Major finding: Acetate produced by B. dentium stimulated serotonin production by mouse and human enterochromaffin cells. B. dentium increased serotonin receptor expression in the gut and brain and modified behavior in mice.
Data source: Gram staining, immunostaining, quantitative PCR, mass spectrometry, and RNA in situ hybridization of B. dentium, its metabolites, and mouse and human enteroids (specifically, enterochromaffin cells), and the marble and balance beam tests and footprint analysis in mice.
Disclosures: The National Institutes of Health, BioGaia AB, and the RNA In Situ Hybridization Core facility supported the work. Two coinvestigators disclosed ties to BioGaia AB, Seed, Biomica, Plexus Worldwide, Tenza, Mikrovia, Probiotech and Takeda. The investigators reported having no conflicts of interest.
Engevik MA et al. Cell Molec Gastroenterol Hepatol. 2021;11:221-48. doi: 10.1016/j.jcmgh.2020.08.002.
“Gut-brain axis” is a widely used term that refers to the idea that the functions of these two organs are linked by bidirectional communication. The gut plays host to a large community of microbes and increasing data suggest that metabolites generated by these microbes can alter nervous system function. Such findings raise the exciting possibility that microbes and/or their metabolites could be used to treat a variety of disorders that involve gut-brain axis dysfunction, from irritable bowel syndrome (IBS) to Parkinson’s disease.

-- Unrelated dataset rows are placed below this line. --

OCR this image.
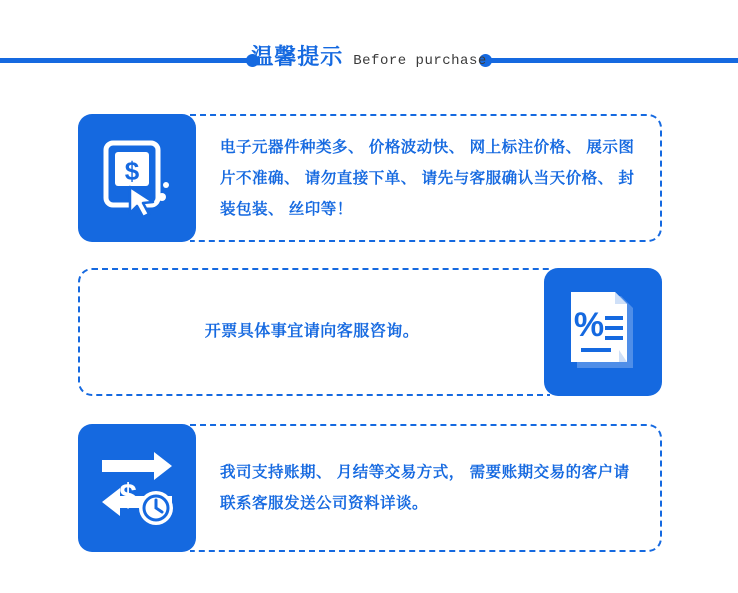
温馨提示 Before purchase
$

电子元器件种类多、 价格波动快、 网上标注价格、 展示图片不准确、 请勿直接下单、 请先与客服确认当天价格、 封装包装、 丝印等！

%

开票具体事宜请向客服咨询。

$

我司支持账期、 月结等交易方式， 需要账期交易的客户请联系客服发送公司资料详谈。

To realize this possibility, it will be essential to establish clear mechanistic links between microbes, their products, and effects on host physiology. This study by Engevik and colleagues represents an important advance, demonstrating how a single microbe that commonly colonizes the healthy human intestine, Bifidobacterium dentium, is sufficient to stimulate the gut to make serotonin, a powerful signaling molecule known to influence visceral sensitivity, gut motility, and mood.

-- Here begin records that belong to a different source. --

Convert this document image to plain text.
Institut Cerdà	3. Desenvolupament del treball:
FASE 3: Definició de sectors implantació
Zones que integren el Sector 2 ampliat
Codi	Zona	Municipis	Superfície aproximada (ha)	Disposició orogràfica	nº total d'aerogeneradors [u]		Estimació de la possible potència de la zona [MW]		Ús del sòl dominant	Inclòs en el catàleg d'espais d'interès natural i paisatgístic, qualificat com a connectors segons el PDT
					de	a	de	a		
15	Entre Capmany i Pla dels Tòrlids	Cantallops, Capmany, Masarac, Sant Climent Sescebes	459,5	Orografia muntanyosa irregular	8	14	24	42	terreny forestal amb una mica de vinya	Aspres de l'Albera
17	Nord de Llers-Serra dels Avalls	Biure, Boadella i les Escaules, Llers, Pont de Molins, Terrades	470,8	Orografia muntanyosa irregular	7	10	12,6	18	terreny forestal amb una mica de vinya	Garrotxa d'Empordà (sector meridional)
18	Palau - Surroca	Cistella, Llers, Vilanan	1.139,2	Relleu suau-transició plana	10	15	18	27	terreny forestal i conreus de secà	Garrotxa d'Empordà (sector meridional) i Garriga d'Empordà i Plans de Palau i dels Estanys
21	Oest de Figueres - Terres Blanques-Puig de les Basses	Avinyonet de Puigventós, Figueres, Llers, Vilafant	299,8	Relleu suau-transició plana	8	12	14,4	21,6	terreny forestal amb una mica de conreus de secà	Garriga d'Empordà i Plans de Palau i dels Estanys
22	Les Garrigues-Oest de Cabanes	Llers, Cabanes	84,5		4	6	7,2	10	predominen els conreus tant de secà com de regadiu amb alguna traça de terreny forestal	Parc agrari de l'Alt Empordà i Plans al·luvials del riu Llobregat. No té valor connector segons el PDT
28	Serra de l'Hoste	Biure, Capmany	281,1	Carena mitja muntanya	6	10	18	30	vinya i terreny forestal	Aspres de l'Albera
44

One key approach to understanding the effects of microbes on host function is to study germ-free mice, which are raised such that they are never exposed to microbes. Germ-free mice have a wide range of immune and neurologic deficits, highlighting how essential microbes are to host function. Previous work has shown that germ-free mice have diminished serotonin levels and abnormal behavior. Exposure to human microbiota could rescue some of these impairments but it was unclear which microbes or signals were essential. This study shows that supplementing germ-free mice with B. dentium is sufficient to stimulate the gut to ramp up serotonin production, alter gene expression in the brain, and rescue some behavioral deficits. Acetate, a short-chain fatty acid produced by B. dentium, was crucial for this phenomenon. This work not only identifies B. dentium as a promising candidate for therapeutic development, it also emphasizes the value of rigorous studies that probe functional interactions between microbes and the nervous system.

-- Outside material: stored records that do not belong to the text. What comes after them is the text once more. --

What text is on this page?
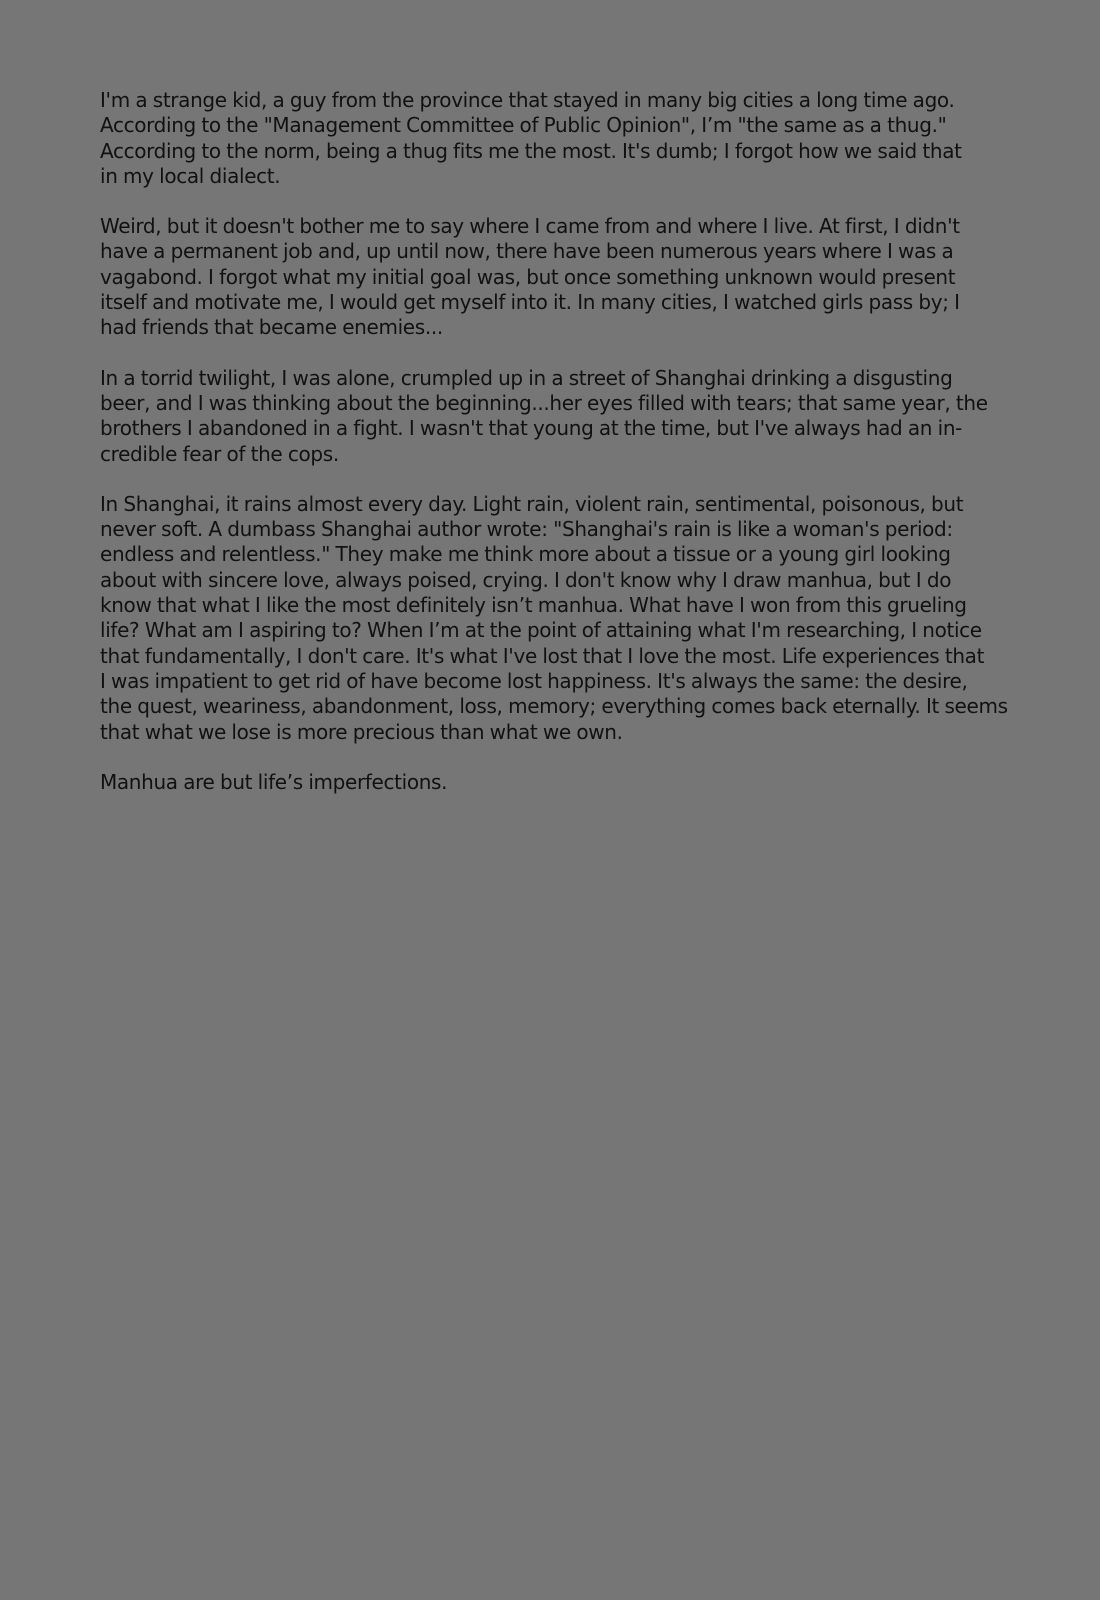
I'm a strange kid, a guy from the province that stayed in many big cities a long time ago.
According to the "Management Committee of Public Opinion", I’m "the same as a thug."
According to the norm, being a thug fits me the most. It's dumb; I forgot how we said that
in my local dialect.

Weird, but it doesn't bother me to say where I came from and where I live. At first, I didn't
have a permanent job and, up until now, there have been numerous years where I was a
vagabond. I forgot what my initial goal was, but once something unknown would present
itself and motivate me, I would get myself into it. In many cities, I watched girls pass by; I
had friends that became enemies...

In a torrid twilight, I was alone, crumpled up in a street of Shanghai drinking a disgusting
beer, and I was thinking about the beginning...her eyes filled with tears; that same year, the
brothers I abandoned in a fight. I wasn't that young at the time, but I've always had an in-
credible fear of the cops.

In Shanghai, it rains almost every day. Light rain, violent rain, sentimental, poisonous, but
never soft. A dumbass Shanghai author wrote: "Shanghai's rain is like a woman's period:
endless and relentless." They make me think more about a tissue or a young girl looking
about with sincere love, always poised, crying. I don't know why I draw manhua, but I do
know that what I like the most definitely isn’t manhua. What have I won from this grueling
life? What am I aspiring to? When I’m at the point of attaining what I'm researching, I notice
that fundamentally, I don't care. It's what I've lost that I love the most. Life experiences that
I was impatient to get rid of have become lost happiness. It's always the same: the desire,
the quest, weariness, abandonment, loss, memory; everything comes back eternally. It seems
that what we lose is more precious than what we own.

Manhua are but life’s imperfections.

Meenakshi Rao, MD, PhD, is a principal investigator at Boston Children’s Hospital, division of gastroenterology, hepatology and nutrition, and assistant professor of pediatrics at Harvard Medical School. She has no conflicts relevant to this study. She receives research support from Boston Pharmaceuticals for unrelated work and has participated on a scientific advisory board for Takeda Pharmaceuticals.